If EMI really wanted to show its commitment to the environment, maybe executives should have put a bit more thought into releasing an MC Hammer retrospective at all. Record store bargain bins are already straining to hold all the Teenage Mutant Ninja Turtles 2: The Secret of the Ooze soundtracks, Now That's What I Call Music compilations, and Train albums as it is. And experts speculate that an MC Hammer greatest hits release could stress sales racks to the breaking point, spilling countless copies of Jennifer Love Hewitt records and endangering record store employees, shoppers, and goths who just hang out there all day.

"This could not come at a worse time," said Environmental Protection Agency spokesman Ken Lorraine*. "We've been tracking the capacity of record store bargain bins for decades. Throughout history, they have swelled and emptied on a predictable cycle. But, in the past 10 years, they have become increasingly full. This pre-holiday MC Hammer release, coupled with a massive sell back of the new Mandy Moore album, could be too much."

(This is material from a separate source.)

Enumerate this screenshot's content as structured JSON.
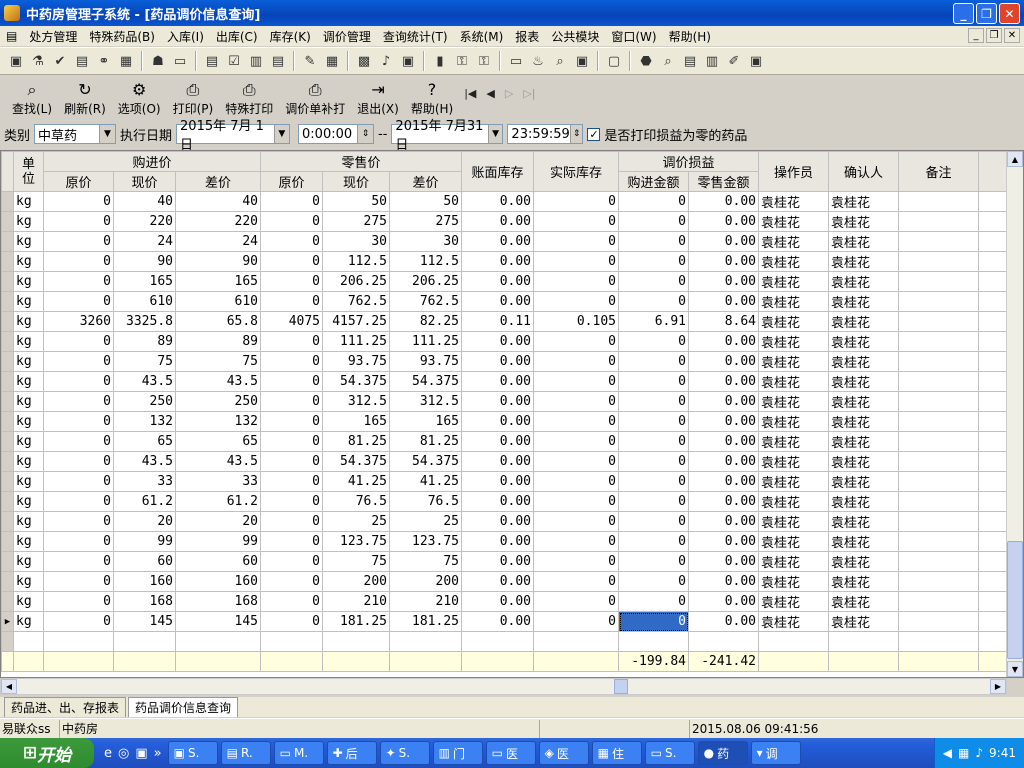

With MC Hammer Greatest Hits still taking up space despite 10 years on the shelves, Lorraine said now is not the time for another Hammer album, no matter what it's packaged in.

Though many people already own compilations by other "Platinum" artists, Lorraine does not consider re-releasing hits packages by Chet Baker or Nat King Cole to be as detrimental to bargain bins as the MC Hammer collection.

"Typically, people either own a Kenny Rogers collection and would not purchase this new release, or they would realize they need a Kenny Rogers collection that includes his Sheena Easton duet, 'We've Got Tonight,'" Lorraine said. "In the latter case, the album would remain a part of that buyer's record collection for years and stay out of the bargain bins we're trying to protect."

An MC Hammer album, on the other hand, may be purchased for "U Can't Touch This" or "2 Legit 2 Quit" alone, Lorraine said. He added that once listeners got to Hammer's second-tier hits, like "Have You Seen Her," the album would be a likely candidate for a sell-back to the record store.

"Only time will tell if the world's used bins will survive this," Lorraine said. "But one thing's for sure, it's not going to help."

* Ken Lorraine is not employed by the EPA, nor does he exist.